STING is an endoplasmic reticulum (ER)-localized transmembrane protein. Upon its binding to cGAMP, STING translocates immediately to the Golgi with COP-II vesicles15,16. We and others have shown that the COP-II-mediated translocation of STING from the ER is required to activate the downstream signalling pathway15,16,17,18. In two autoinflammatory diseases, STING-associated vasculopathy with onset in infancy (SAVI)19,20 and the COPA syndrome21, STING is constitutively activated without DNA stimulation and localize not to the ER but to the perinuclear compartments that include the Golgi15,20,22,23,25,26. The interaction between STING and the downstream kinase TBK1 requires the translocation of STING from the ER to the Golgi15. Phosphorylated TBK1, the active form of TBK1, is exclusively localized to a subdomain within the TGN22. Together, these results demonstrate that the Golgi is an organelle at which STING recruits and activates TBK1 for triggering the STING-dependent innate immune response27.

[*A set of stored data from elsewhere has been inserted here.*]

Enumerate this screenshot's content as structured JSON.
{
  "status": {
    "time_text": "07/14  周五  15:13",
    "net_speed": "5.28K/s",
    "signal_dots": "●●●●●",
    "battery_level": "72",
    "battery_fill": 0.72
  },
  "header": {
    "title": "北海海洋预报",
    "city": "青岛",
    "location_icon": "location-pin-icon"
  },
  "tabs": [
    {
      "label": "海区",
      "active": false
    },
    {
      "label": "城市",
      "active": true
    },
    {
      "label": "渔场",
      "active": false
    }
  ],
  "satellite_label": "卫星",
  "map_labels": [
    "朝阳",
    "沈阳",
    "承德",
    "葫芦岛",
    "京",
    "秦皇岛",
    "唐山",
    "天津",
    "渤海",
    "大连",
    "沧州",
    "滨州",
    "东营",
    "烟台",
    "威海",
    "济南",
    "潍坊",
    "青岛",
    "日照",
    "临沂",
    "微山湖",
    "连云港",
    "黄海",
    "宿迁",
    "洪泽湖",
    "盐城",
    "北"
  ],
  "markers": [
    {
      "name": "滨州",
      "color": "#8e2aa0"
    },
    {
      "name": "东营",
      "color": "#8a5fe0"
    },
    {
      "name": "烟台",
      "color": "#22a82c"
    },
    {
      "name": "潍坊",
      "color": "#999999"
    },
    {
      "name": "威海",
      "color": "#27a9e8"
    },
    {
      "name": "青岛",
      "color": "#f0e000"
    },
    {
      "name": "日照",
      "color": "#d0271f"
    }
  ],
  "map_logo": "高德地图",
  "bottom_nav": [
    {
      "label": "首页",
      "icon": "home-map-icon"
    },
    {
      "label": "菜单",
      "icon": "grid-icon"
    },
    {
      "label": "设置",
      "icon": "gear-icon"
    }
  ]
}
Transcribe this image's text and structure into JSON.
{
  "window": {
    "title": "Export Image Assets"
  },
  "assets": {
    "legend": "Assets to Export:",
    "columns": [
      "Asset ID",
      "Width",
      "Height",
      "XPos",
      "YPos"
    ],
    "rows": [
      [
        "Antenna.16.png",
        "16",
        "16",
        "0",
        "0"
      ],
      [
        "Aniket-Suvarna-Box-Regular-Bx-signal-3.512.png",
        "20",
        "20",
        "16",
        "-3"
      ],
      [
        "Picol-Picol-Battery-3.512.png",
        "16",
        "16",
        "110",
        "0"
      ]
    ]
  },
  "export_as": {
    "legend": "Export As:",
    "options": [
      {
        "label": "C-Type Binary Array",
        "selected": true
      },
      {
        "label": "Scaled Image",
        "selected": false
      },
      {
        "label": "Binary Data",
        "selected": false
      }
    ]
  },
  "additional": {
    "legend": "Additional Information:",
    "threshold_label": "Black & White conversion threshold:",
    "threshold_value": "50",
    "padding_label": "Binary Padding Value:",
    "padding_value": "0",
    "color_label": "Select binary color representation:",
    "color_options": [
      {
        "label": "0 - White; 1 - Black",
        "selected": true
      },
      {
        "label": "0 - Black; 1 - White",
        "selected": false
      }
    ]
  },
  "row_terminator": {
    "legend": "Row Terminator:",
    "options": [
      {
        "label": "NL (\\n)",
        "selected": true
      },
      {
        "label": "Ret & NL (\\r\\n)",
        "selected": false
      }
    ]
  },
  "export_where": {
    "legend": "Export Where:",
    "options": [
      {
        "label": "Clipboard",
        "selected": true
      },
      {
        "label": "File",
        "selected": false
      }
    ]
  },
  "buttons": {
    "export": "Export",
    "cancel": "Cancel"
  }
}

As to the molecular mechanism underlying STING activation at the Golgi/TGN, we provide the evidence that palmitoylation of STING at the Golgi is essential to activate the downstream signalling pathway22,28,29. Disturbing Golgi lipid order by treating cells with D-ceramide-C6, which is converted to short-chain sphingomyelin, suppresses the activation of STING pathway22. These results suggest that certain Golgi lipids are involved in the STING activation, besides STING palmitoylation. However, because of the technical difficulty to deplete these lipids in cells, their involvement in the activation of STING signalling pathway has not been addressed.

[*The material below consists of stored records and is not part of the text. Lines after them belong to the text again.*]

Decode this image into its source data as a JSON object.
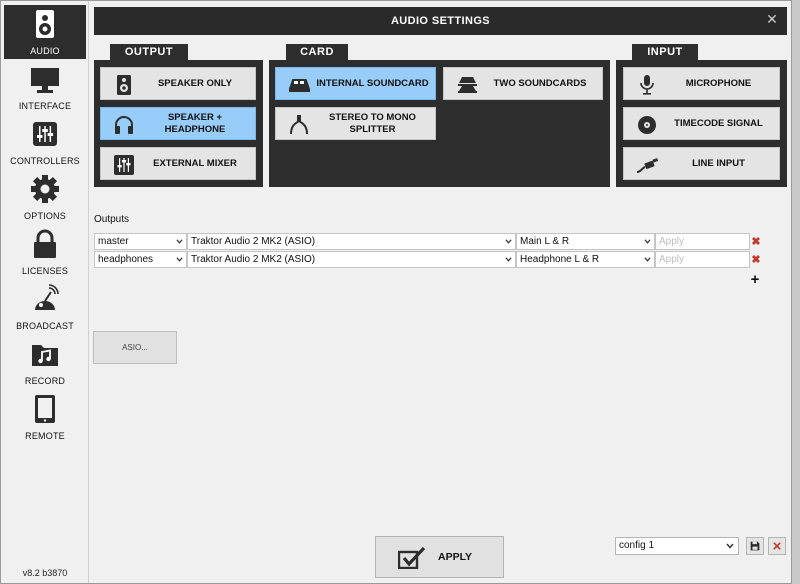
{
  "sidebar": {
    "items": [
      {
        "label": "AUDIO",
        "icon": "speaker-icon",
        "active": true
      },
      {
        "label": "INTERFACE",
        "icon": "monitor-icon"
      },
      {
        "label": "CONTROLLERS",
        "icon": "mixer-sliders-icon"
      },
      {
        "label": "OPTIONS",
        "icon": "gear-icon"
      },
      {
        "label": "LICENSES",
        "icon": "lock-icon"
      },
      {
        "label": "BROADCAST",
        "icon": "broadcast-antenna-icon"
      },
      {
        "label": "RECORD",
        "icon": "music-folder-icon"
      },
      {
        "label": "REMOTE",
        "icon": "tablet-icon"
      }
    ],
    "version": "v8.2 b3870"
  },
  "title": "AUDIO SETTINGS",
  "close_glyph": "✕",
  "groups": {
    "output": {
      "label": "OUTPUT",
      "buttons": [
        {
          "label": "SPEAKER ONLY",
          "icon": "speaker-icon",
          "selected": false
        },
        {
          "label": "SPEAKER + HEADPHONE",
          "icon": "headphones-icon",
          "selected": true
        },
        {
          "label": "EXTERNAL MIXER",
          "icon": "mixer-sliders-icon",
          "selected": false
        }
      ]
    },
    "card": {
      "label": "CARD",
      "buttons": [
        {
          "label": "INTERNAL SOUNDCARD",
          "icon": "soundcard-icon",
          "selected": true
        },
        {
          "label": "TWO SOUNDCARDS",
          "icon": "two-soundcards-icon",
          "selected": false
        },
        {
          "label": "STEREO TO MONO SPLITTER",
          "icon": "splitter-cable-icon",
          "selected": false
        }
      ]
    },
    "input": {
      "label": "INPUT",
      "buttons": [
        {
          "label": "MICROPHONE",
          "icon": "microphone-icon",
          "selected": false
        },
        {
          "label": "TIMECODE SIGNAL",
          "icon": "vinyl-icon",
          "selected": false
        },
        {
          "label": "LINE INPUT",
          "icon": "jack-cable-icon",
          "selected": false
        }
      ]
    }
  },
  "outputs": {
    "label": "Outputs",
    "rows": [
      {
        "output": "master",
        "device": "Traktor Audio 2 MK2 (ASIO)",
        "channels": "Main L & R",
        "apply_placeholder": "Apply"
      },
      {
        "output": "headphones",
        "device": "Traktor Audio 2 MK2 (ASIO)",
        "channels": "Headphone L & R",
        "apply_placeholder": "Apply"
      }
    ],
    "delete_glyph": "✖",
    "add_glyph": "+"
  },
  "asio_button_label": "ASIO...",
  "apply_label": "APPLY",
  "config": {
    "value": "config 1"
  },
  "colors": {
    "selected": "#98ccf9",
    "panel": "#2d2d2d",
    "delete": "#c0392b"
  }
}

In this work, we report a cell-free reaction in which endogenous STING is phosphorylated at Ser365 by recombinant TBK1. With this reaction, we demonstrate that sphingomyelin and cholesterol in the Golgi membrane are critical for STING activation.
Results
A cell-free reaction in which endogenous STING is phosphorylated by recombinant TBK1
To directly assess the roles of Golgi lipids in STING activation, we sought to develop a cell-free assay in which endogenous STING is phosphorylated by TBK1. To eliminate any contribution of cytosolic/endogenous TBK1 to STING phosphorylation, we decided to use microsomal membrane fraction prepared from TBK1-deficient cells as a membrane source containing endogenous STING.

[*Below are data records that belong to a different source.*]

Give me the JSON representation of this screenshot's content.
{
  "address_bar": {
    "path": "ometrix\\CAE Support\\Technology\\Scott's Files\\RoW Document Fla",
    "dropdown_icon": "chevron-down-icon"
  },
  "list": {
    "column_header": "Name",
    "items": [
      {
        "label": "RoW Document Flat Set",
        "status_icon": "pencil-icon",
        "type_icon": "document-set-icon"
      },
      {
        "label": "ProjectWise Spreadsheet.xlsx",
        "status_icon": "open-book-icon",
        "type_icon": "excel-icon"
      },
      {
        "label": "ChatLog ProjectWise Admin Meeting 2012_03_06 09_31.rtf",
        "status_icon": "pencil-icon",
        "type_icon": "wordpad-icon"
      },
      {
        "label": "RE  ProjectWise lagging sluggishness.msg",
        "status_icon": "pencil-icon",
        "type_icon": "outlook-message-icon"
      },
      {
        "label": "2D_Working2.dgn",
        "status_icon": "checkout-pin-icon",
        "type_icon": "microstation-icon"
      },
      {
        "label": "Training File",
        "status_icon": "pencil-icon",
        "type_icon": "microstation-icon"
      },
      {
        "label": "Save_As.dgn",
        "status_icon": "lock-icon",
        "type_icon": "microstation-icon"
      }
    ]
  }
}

TBK1-knockout (KO) mouse embryonic fibroblasts (MEFs) were generated using the CRISPR-Cas9 technology (Fig. 1a and Supplementary Fig. S1). We then validated the phosphorylation and membrane traffic of STING in these cells. TBK1-KO MEFs were stimulated with DMXAA, a membrane-permeable mouse-specific STING agonist. We chose 60 min for DMXAA treatment, because STING localized exclusively to the Golgi and activated TBK1 at this time point22 (Fig. 1b). As expected, 60 min after DMXAA stimulation, we observed the phosphorylation of STING at Ser365 in parental wild-type (WT) MEFs (Fig. 1a). In contrast, the phosphorylation was mostly suppressed in TBK1-KO MEFs.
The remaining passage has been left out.